When analyzing the displacement histograms as presented in
Figure 11C, it becomes inherently clear that this mode presented the best solution for an optimal dataset. However, in our approach, we chose the median (median = mode for symmetric distributions), since it better characterized flat tops, as presented in the top histogram of
Figure 11C. For comparison, black arrows indicate the NN displacement (background of B) characterized by the median of the histograms (C).
As presented in
Figure A1 presented in the
Appendix A, RAFT-based stabilization is computationally expensive and can be accelerated by using GPU-acceleration. This has the drawback that, for most commercial (affordable) GPUs, the floating-point precision (32 bit) is limited to half-precision (16 bit). We computed all samples presented above using half-precision. This did not affect the overall performance significantly, as presented in
Figure 12, where the residual was mostly below 0.01 pixels and occasionally spiked to 0.1 pixels.
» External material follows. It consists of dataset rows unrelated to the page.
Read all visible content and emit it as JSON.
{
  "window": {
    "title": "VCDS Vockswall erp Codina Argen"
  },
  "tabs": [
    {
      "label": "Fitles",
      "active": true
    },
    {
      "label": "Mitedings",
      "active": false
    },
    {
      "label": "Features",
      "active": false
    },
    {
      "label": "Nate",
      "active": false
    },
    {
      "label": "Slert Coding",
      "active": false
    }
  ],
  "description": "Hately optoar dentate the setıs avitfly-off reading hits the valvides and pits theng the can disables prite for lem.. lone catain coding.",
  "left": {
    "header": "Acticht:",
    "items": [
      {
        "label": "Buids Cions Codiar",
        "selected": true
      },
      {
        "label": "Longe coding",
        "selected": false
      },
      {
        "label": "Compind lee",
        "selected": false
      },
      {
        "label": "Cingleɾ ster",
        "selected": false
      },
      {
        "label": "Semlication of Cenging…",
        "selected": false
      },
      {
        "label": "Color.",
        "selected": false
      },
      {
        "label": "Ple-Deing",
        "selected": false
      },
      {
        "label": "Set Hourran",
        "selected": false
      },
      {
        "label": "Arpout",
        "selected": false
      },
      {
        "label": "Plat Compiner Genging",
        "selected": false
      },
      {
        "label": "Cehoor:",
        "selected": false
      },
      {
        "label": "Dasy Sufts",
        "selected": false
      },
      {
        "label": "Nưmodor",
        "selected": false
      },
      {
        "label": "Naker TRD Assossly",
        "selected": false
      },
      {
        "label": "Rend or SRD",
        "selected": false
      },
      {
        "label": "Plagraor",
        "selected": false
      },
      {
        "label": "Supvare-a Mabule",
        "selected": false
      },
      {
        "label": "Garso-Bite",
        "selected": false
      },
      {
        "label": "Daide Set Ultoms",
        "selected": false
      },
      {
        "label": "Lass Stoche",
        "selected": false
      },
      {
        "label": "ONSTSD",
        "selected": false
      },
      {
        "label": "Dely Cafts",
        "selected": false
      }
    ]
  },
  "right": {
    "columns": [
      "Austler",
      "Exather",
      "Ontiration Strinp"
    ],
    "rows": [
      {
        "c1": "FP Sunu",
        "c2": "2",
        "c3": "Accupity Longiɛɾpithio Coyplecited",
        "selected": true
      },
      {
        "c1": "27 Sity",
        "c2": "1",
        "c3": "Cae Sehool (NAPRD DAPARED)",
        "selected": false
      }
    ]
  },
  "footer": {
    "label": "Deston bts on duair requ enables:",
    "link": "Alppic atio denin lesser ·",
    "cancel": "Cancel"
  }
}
During the investigation stage of this study, we were not aware that the drift was only lateral and tried to solve for the holomorphic (off-axis) components of the transformation matrix (
1). However, if off-axis components are truly zero, then a holomorphic solver will still produce minor off-axis values larger than zero and therefore not stabilize the frames correctly (because of the large degree of freedom). Therefore, our approach is limited to instruments exhibiting similar frame dislocation properties as the Incucyte-SX1 and cannot correct for holomorphic dislocations and transformations.
In general, image alignment strongly depends on the degree of feature change within images. In this case, this can be seen as the degree of motility and morphology of the individual cells within the FOV. We confirmed visually that the cells within the FOV are motile and undergo permanent morphological change. For future research, it will be necessary to compute cell motility and morphology precisely and investigate their relationship to stabilization accuracy.